17.11.2021 / Kommentar / Lesezeit: ~ 3 min

Autor/-in: Andreas Odrich

Tag der Schubumkehr

Plädoyer zur Wiedereinführung des Buß- und Bettages als gesetzlichem Feiertag.

 

Der Mittwoch mitten im November steht im Kalender traditionell mit dem sperrigen Namen Buß- und Bettag. Doch seit er vor 26 Jahren bis auf den Freistaat Sachsen als gesetzlicher Feiertag abgeschafft wurde, ist er noch weniger im Bewusstsein der Menschen als früher.

Dabei könnten wir so einen gemeinsamen Tag zum Innehalten dringend gebrauchen, meint Andreas Odrich von der ERF Aktuell-Redaktion in seinem Kommentar.
 

Die Sachsen tun mir richtig leid. Denn sie werden schlecht gepflegt. Zumindest, wenn man dieser Logik folgt:  In Sachsen ist der Buß- und Bettag noch immer gesetzlicher Feiertag, und der wurde vor nunmehr 26 Jahren bundesweit abgeschafft, um die Pflegeversicherung mitzufinanzieren. Ergo müssten die Sachsen schlechter gepflegt werden als der Rest der Deutschen.

Natürlich werden sie das nicht. Sie sind im Pflegefall genauso gesund oder krank wie alle anderen. Aber schlauer sind sie schon. Denn Sie haben damals standhaft an etwas festgehalten, das wir doch bitte wenigstens einmal im Jahr brauchen:

Einen gemeinsamen Feiertag zum Innehalten und zum Bilanz ziehen. Einen Tag zum Durchatmen. Ja, und auch einen Tag, um Selbstkritik zu üben. Auch wenn wir in einer sogenannten Spaßgesellschaft leben: wäre das wirklich zu viel verlangt, wenn wir einen Tag von 365 dem Nachdenken widmen?

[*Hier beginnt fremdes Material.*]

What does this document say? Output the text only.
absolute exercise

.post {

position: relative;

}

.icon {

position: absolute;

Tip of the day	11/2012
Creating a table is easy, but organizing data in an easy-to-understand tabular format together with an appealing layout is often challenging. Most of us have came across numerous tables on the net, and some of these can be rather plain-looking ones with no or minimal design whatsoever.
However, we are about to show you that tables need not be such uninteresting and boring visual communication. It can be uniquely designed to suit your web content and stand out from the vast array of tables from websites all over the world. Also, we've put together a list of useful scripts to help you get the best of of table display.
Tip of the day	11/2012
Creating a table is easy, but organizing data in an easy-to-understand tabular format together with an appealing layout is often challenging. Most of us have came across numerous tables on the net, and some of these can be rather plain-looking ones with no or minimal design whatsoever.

Herausforderungen besser bewältigen

Ich glaube, die Wiedereinführung eines solchen Feiertages wäre äußerst hilfreich. Denn die Herausforderungen, unter denen wir derzeit stehen, zerreißen uns fast; jeden einzelnen aber auch unsere Gesellschaft: Corona, Klimakrise, Polarisierung, internationale Konflikte, digitale Revolution. Und auch im persönlichen Umfeld ist es nicht anders: Menschen entzweien sich, sind wegen der schlingernden Coronamaßnahmen verunsichert oder wütend, haben wegen der wirtschaftlichen Unsicherheiten Angst, finden sich nicht mehr zurecht in der sich immer schneller wandelnden Welt. Die Folge: wir werden aggressiver, unleidlicher, ängstlicher und unduldsamer.

Kreativ selbstbesinnen

Da kann Selbstbesinnung und Besinnung auf die anderen nur helfen. Und für Menschen mit einem religiösen Hintergrund: Besinnung auf Gott. Ich erinnere mich noch an Zeiten, zu denen der „Buß- und Bettag“ gesetzlicher Feiertag war. Ehrlich gesagt hat der November fast immer das entsprechend graue, nasskaltes Wetter dazu geliefert. Aber es war dennoch ein Tag der Ruhe, eingebettet zwischen Volkstrauertag und Ewigkeitssonntag, bevor es losging mit der ach so trubeligen, „besinnlichen“ Adventzeit. Ich erinnere mich noch an die Zeit, als ich bei der Berliner Stadtmission als Pressesprecher tätig war, als wir mit interessanten Künstlerinnen und Künstlern besondere Gottesdienste gestaltet haben, stadtweit plakatiert – als kleines Ausrufezeichen, dass man mit diesem Buß- und Bettag durchaus etwas Kreatives anfangen kann. Aber ich muss gar nicht in Nostalgie baden. Derzeit gibt es in den Sozialen Netzwerken eine Kleinserie: Totenschein. Hier werden anhand der Geschichte von der Auferweckung des Lazarus Themen wie Leben, Tod, Umkehr und Hoffnung thematisiert. Das kann ich mir überall und jederzeit in Ruhe anschauen. Zwei Beispiele, die zeigen, dass ein Buß- und Bettag eben nicht nach Asche schmecken muss. Von Jesus selbst wird berichtet, dass er sich immer wieder zum Beten und Fasten zurückgezogen hat, und die Evangelien rufen wiederholt zur Buße und Besinnung auf, weil das Neuordnen des eigenen Lebens und das Neubesinnen auf Gott einfach lebensnotwendig sind.

Altes abstreifen

Also, her mit dem neuen, guten alten Buß- und Bettag. Ja! Man kann und man muss ihn sicherlich auch anders nennen, damit er einladender wird. Mein Kollege Oliver Jeske hat dazu einen schönen Vorschlag gemacht. Er würde diesen Tag „Tag der Schubumkehr“ nennen. Denn das Wort Buße heißt im Tanach, der hebräischen Bibel, „Schub“. Für uns übertragen hieße dies:

Gottes Gnade als Programm

Ich gehe nicht auf dem bisherigen Weg weiter, sondern kehre um, lasse ab von meinen Verhärtungen, meinen Ängsten, meinen Vorurteilen, meinem Hang, mich abzuschotten. Wie beim Flugzeug leite ich eine Schubumkehr ein, damit ich nicht mit einem Totalschaden hinter der Landebahn ende. Ich gebe neuen Raum für Liebe, für Großzügigkeit, für Barmherzigkeit. Ich gebe Raum für Gottes Gnade, für mich, für andere.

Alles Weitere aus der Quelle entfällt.